Bitcoin (BTC) traded near $104,450 during Wednesday’s European session, pulling back from recent highs as investors awaited the U.S. Federal Reserve’s policy announcement and monitored rising tensions between Israel and Iran.
Despite short-term selling pressure, optimism returned following the U.S. Senate’s approval of the GENIUS Act—a landmark development for stablecoin regulation in the United States.
The GENIUS (Guiding and Establishing National Innovation for U.S. Stablecoins) Act passed with a 68-30 vote, marking the first federal legislation to regulate fiat-backed stablecoins. The law mandates 1:1 reserve backing, regular audits, and licensing for issuers.
Importantly, compliant stablecoins will be exempt from SEC oversight, a significant win for fostering crypto innovation.
This newfound legal clarity is expected to boost institutional adoption and foster a more trustworthy environment for broader crypto engagement. Senator Bill Hagerty hailed the bill as a crucial step toward establishing the U.S. as the “crypto capital of the world.”
Geopolitical Tensions Add Downside Risk
Meanwhile, rising tensions in the Middle East have kept traders cautious. The conflict between Iran and Israel escalated after former President Trump called for Iran’s “unconditional surrender” in a social media post. Speculation about potential U.S. involvement continues to fuel market uncertainty.
BTC sentiment has weakened amid concerns over a possible wider regional escalation. The market remains highly sensitive to any new developments in the conflict, fostering a risk-off environment that has temporarily limited gains in digital assets. Nevertheless, investors view the GENIUS Act as a strong long-term bullish catalyst that could help counterbalance some of the geopolitical headwinds.

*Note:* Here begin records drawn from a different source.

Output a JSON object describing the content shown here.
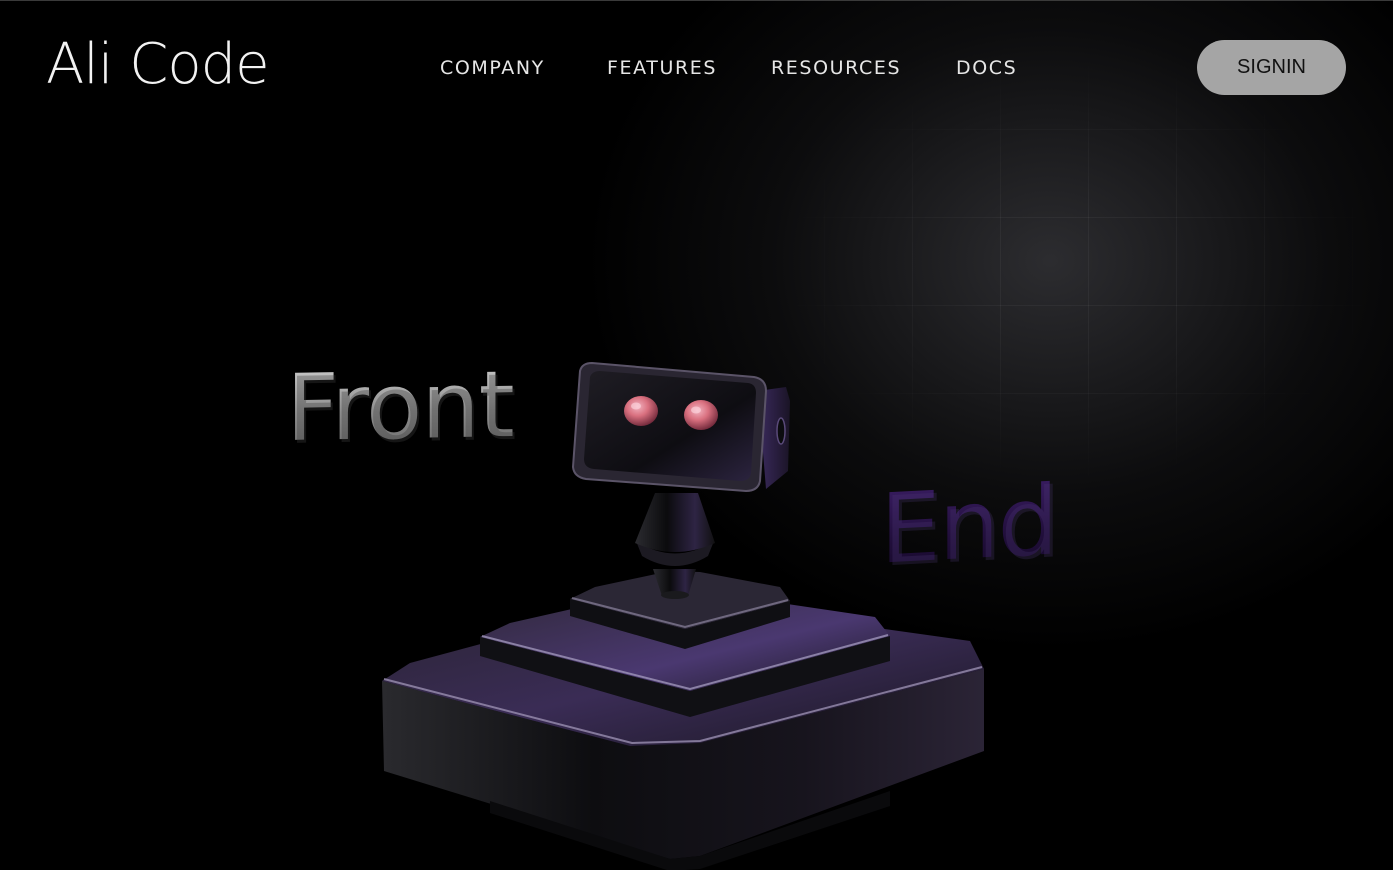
{
  "header": {
    "logo_text": "Ali Code",
    "nav": [
      {
        "label": "COMPANY"
      },
      {
        "label": "FEATURES"
      },
      {
        "label": "RESOURCES"
      },
      {
        "label": "DOCS"
      }
    ],
    "signin_label": "SIGNIN"
  },
  "hero": {
    "word_front": "Front",
    "word_end": "End",
    "illustration_icon": "robot-illustration-icon"
  },
  "colors": {
    "background": "#000000",
    "signin_button": "#a5a5a5",
    "accent_purple": "#2a1545",
    "robot_eyes": "#e07a8a"
  }
}
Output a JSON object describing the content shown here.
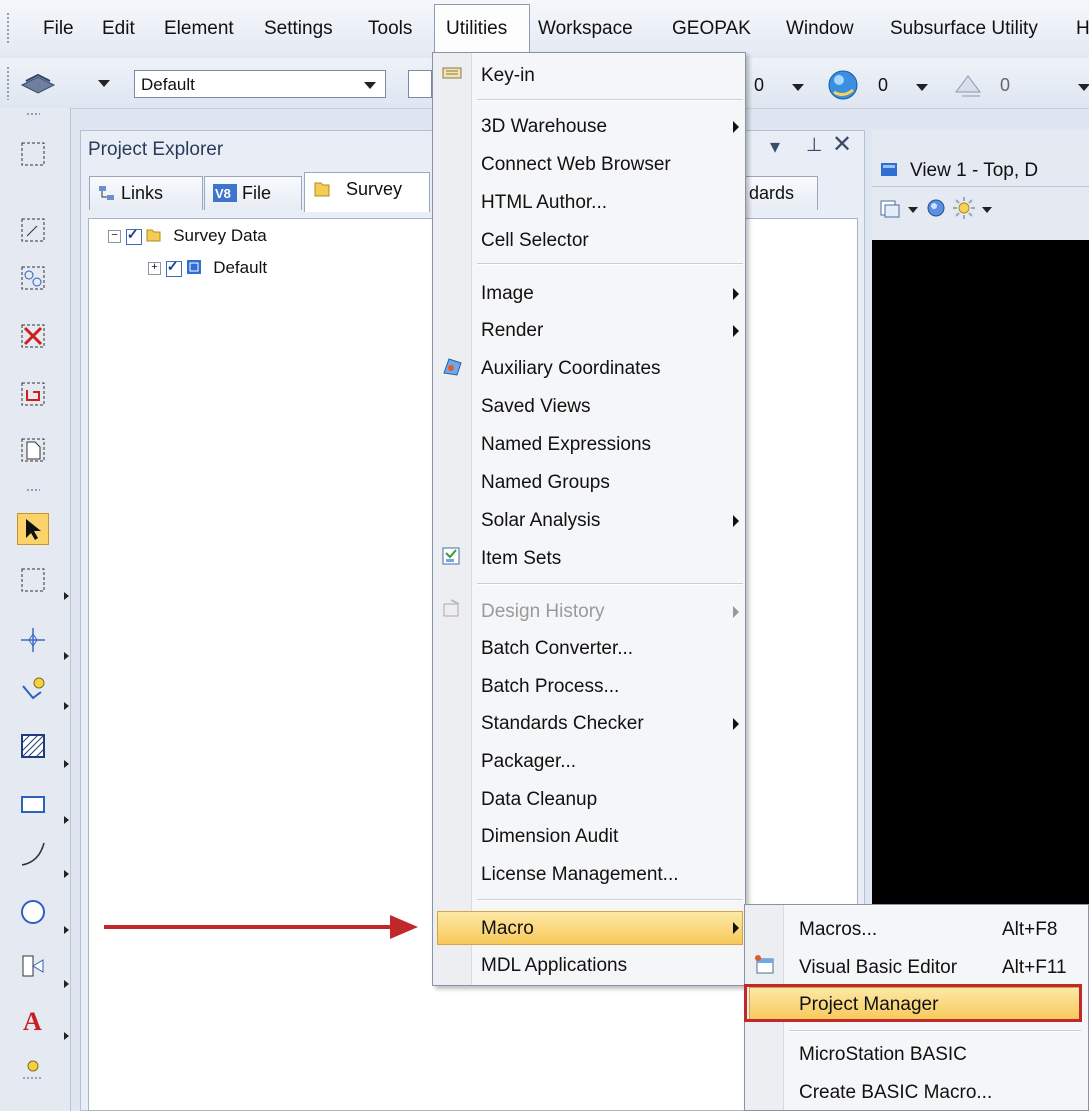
{
  "menubar": {
    "items": [
      "File",
      "Edit",
      "Element",
      "Settings",
      "Tools",
      "Utilities",
      "Workspace",
      "GEOPAK",
      "Window",
      "Subsurface Utility"
    ]
  },
  "toolbar": {
    "level_combo": "Default",
    "counts": [
      "0",
      "0",
      "0"
    ]
  },
  "project_explorer": {
    "title": "Project Explorer",
    "tabs": [
      "Links",
      "File",
      "Survey",
      "dards"
    ],
    "tree": {
      "root": "Survey Data",
      "child": "Default"
    }
  },
  "view": {
    "title": "View 1 - Top, D"
  },
  "utilities_menu": {
    "items": [
      {
        "label": "Key-in"
      },
      {
        "label": "3D Warehouse"
      },
      {
        "label": "Connect Web Browser"
      },
      {
        "label": "HTML Author..."
      },
      {
        "label": "Cell Selector"
      },
      {
        "label": "Image"
      },
      {
        "label": "Render"
      },
      {
        "label": "Auxiliary Coordinates"
      },
      {
        "label": "Saved Views"
      },
      {
        "label": "Named Expressions"
      },
      {
        "label": "Named Groups"
      },
      {
        "label": "Solar Analysis"
      },
      {
        "label": "Item Sets"
      },
      {
        "label": "Design History"
      },
      {
        "label": "Batch Converter..."
      },
      {
        "label": "Batch Process..."
      },
      {
        "label": "Standards Checker"
      },
      {
        "label": "Packager..."
      },
      {
        "label": "Data Cleanup"
      },
      {
        "label": "Dimension Audit"
      },
      {
        "label": "License Management..."
      },
      {
        "label": "Macro"
      },
      {
        "label": "MDL Applications"
      }
    ]
  },
  "macro_submenu": {
    "items": [
      {
        "label": "Macros...",
        "shortcut": "Alt+F8"
      },
      {
        "label": "Visual Basic Editor",
        "shortcut": "Alt+F11"
      },
      {
        "label": "Project Manager",
        "shortcut": ""
      },
      {
        "label": "MicroStation BASIC",
        "shortcut": ""
      },
      {
        "label": "Create BASIC Macro...",
        "shortcut": ""
      }
    ]
  },
  "colors": {
    "highlight": "#f7c95a",
    "annotation_arrow": "#c0282a",
    "annotation_box": "#c0282a"
  }
}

Fed Decision Looms, Triangle Pattern Forms for Bitcoin
Later today, the Federal Reserve is expected to keep rates steady at 4.25% to 4.50%, but markets will closely watch for dovish signals in the accompanying forecast. Indications of potential rate cuts later in 2025 could weaken the dollar and provide support for Bitcoin.
From a technical standpoint, Bitcoin’s price outlook remains bearish as BTC/USD consolidates within a symmetrical triangle on the 2-hour chart. Key resistance stands at 106,658, while support holds at 103,431. The 50-EMA has flattened around 105,807, underscoring the current indecision.
Additionally, the MACD momentum has turned negative, pointing to bearish pressure until a clear breakout defines the next direction.

Trade Setup
- Sell Entry: Below 103,430
- Target 1: 102,180
- Target 2: 100,450
- Stop-Loss: Above 105,800
This setup favors a short-term bearish position unless Bitcoin decisively breaks above the upper trendline. Wait for a confirmed candle close outside the triangle accompanied by strong volume before entering.
With macro headlines and regulatory changes converging, Bitcoin traders should stay alert and ready for increased volatility.